The output from the described sequence is acceptable if it is correct and delivered at the required time. This is true if and only if the proper instruction is fetched and the proper data is processed. The sequence of those two phases is guaranteed by the timing sequence of the Instruction fetching and decoding unit. But this is not always the case! Some times the CPU violates this sequence due to some internal or external errors. This violation may lead to fetching an incorrect instruction or data. The result is then either incorrect output or incorrect program execution. In both cases the performance of the CPU is degraded even though its speed is high enough.
In this thesis a solution is introduced for detecting instruction fetching and executing errors and stopping the execution whenever an invalid instruction or data is being fetched in order to prevent the CPU from producing incorrect results and preventing program crash. This solution is based on adding a bit the instruction format in the CPU architecture. This bit distinguishes between an instruction byte from an operand byte.
An instruction fetching and decoding circuit has to be developed to test the added bit. If that bit indicates an instruction code and the fetching phase is an instruction fetch cycle then that instruction is decoded otherwise an error is assumed and the instruction is stopped. By this way the error is detected earlier and preventing the CPU from executing an invalid instruction or processing invalid data.
Most of the errors that affect the CPU performance are of transient type. Thus by giving some time to such an error it will disappear. Therefore by refetching the same instruction after that time period, the CPU can continue the execution of the program without any loss of data or program control flow.
The solution will be implemented by providing an Instruction Format for a CPU architecture that uses this technique. The required circuit will be fully described by its architecture and organization, timing diagram and operational flowchart. To evaluate the capabilities of this solution, the introduced circuit is then simulated. The behaviour of the circuit is monitored and recorded. The ratio between the number of injected and detected errors gives a measure of error detection coverage and the time between the moment of an error injection and detection gives a measure for error detection latency. Then the results will be collected, tabulated and discussed to show the capability of the proposed solution and its drawback.
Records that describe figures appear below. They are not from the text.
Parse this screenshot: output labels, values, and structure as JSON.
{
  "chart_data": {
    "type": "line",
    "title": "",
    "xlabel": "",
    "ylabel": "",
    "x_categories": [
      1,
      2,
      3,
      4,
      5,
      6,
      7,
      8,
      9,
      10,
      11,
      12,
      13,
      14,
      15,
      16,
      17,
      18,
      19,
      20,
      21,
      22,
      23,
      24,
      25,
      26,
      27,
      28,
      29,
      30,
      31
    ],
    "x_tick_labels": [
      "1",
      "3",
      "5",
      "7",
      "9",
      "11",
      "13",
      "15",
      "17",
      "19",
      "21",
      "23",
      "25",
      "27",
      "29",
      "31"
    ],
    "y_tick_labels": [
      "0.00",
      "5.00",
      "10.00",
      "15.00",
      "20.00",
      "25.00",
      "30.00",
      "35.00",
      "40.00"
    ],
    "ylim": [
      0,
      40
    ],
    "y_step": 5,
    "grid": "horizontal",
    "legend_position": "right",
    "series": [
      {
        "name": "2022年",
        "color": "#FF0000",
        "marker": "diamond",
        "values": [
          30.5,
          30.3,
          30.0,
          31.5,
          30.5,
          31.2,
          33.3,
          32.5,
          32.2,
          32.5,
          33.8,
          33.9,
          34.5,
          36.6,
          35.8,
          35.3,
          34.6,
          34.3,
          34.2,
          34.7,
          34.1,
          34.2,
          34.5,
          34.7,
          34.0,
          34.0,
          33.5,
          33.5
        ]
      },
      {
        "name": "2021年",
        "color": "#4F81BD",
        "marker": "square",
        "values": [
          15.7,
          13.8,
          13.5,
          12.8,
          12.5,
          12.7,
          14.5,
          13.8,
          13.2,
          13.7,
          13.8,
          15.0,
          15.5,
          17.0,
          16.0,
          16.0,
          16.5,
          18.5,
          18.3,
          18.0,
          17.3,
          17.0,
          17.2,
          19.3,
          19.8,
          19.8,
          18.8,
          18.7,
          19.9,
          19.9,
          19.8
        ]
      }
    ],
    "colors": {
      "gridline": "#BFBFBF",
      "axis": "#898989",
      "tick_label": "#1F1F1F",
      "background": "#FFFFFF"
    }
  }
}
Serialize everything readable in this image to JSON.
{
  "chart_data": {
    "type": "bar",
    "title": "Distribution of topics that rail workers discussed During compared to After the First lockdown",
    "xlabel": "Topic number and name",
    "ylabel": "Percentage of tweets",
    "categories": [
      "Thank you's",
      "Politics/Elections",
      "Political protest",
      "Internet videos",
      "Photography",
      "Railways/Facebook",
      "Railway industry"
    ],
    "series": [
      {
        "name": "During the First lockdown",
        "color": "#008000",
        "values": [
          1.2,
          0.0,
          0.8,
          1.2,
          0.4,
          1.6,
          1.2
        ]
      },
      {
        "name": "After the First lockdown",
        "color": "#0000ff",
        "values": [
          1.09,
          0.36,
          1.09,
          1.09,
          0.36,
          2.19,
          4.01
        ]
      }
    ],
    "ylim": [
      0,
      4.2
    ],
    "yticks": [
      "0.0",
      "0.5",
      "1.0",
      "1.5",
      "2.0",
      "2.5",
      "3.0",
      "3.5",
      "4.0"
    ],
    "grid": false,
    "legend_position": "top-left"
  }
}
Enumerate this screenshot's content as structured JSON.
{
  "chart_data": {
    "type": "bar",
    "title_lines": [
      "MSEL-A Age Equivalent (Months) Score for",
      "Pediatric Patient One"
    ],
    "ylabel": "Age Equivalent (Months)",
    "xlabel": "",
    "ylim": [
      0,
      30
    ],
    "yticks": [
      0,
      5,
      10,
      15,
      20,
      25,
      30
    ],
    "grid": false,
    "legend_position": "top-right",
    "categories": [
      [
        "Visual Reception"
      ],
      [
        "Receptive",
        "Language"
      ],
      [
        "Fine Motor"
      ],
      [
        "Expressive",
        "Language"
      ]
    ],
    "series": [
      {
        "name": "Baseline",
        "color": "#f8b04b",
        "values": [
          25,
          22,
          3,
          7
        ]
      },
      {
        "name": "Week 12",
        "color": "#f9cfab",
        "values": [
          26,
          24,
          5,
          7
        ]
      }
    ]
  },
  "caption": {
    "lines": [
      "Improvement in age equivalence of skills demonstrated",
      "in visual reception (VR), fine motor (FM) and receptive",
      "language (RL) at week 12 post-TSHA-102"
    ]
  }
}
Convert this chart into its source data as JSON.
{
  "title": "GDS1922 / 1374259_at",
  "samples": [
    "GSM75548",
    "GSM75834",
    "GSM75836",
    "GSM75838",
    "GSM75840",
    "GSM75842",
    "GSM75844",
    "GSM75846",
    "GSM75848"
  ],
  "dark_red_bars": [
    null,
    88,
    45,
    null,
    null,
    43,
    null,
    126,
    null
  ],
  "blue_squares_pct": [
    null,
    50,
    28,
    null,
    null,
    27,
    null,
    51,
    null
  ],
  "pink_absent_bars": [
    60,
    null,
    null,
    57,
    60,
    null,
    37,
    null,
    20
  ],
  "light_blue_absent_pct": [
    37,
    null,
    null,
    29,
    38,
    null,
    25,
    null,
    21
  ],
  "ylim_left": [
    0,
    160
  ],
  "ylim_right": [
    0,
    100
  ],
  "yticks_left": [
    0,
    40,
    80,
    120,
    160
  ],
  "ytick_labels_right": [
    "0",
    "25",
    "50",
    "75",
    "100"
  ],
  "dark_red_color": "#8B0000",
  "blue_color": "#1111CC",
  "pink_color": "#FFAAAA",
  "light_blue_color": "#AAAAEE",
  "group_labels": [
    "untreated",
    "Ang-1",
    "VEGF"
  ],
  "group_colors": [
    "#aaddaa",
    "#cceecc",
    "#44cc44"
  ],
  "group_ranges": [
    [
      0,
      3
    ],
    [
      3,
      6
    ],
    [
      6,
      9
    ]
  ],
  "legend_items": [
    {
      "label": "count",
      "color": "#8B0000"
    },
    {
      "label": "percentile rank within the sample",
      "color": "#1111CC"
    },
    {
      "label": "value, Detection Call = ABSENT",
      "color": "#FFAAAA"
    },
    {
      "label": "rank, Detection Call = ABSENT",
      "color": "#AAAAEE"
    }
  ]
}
Thesis Objectives: The following objectives are aimed to be accomplished during the work on this thesis:
1. Determining the error models that affect program execution.
2. Introducing an error detection technique for instructions fetching and decoding stages.
3. Introducing an architecture for an instruction format that prevents program crash.
4. By the introduced technique correctness and continuity of the output will be achieved.
Activities and Time Scale: The following activities have to be carried on in order to meet the objectives of this thesis and to complete this work. At each stage a report is required that forms a part of the final document of the thesis:
Activity 1: Literature Survey and Previous Work:
- CPU architecture and instructions execution phases
- Error models effecting internal CPU behaviour.
- Error detection and correction used in CPU.
- common used mechanism for error detection in CPU.
Activities 2: Introducing the proposed circuit
- Developing the structure and format for the proposed solution
- Introducing a conceptual CPU architecture that uses the proposed solution
- Developing the operational flowchart describing the functions and sequences.
Activity 3: Evaluation and Results:
- Developing a simulator for the proposed solution (using any available Package).
- Experimenting the simulator by test programs.
- Injecting errors in different paths that are followed by an instruction and recording
the behaviour of the system.
- Tabulating and reporting the results.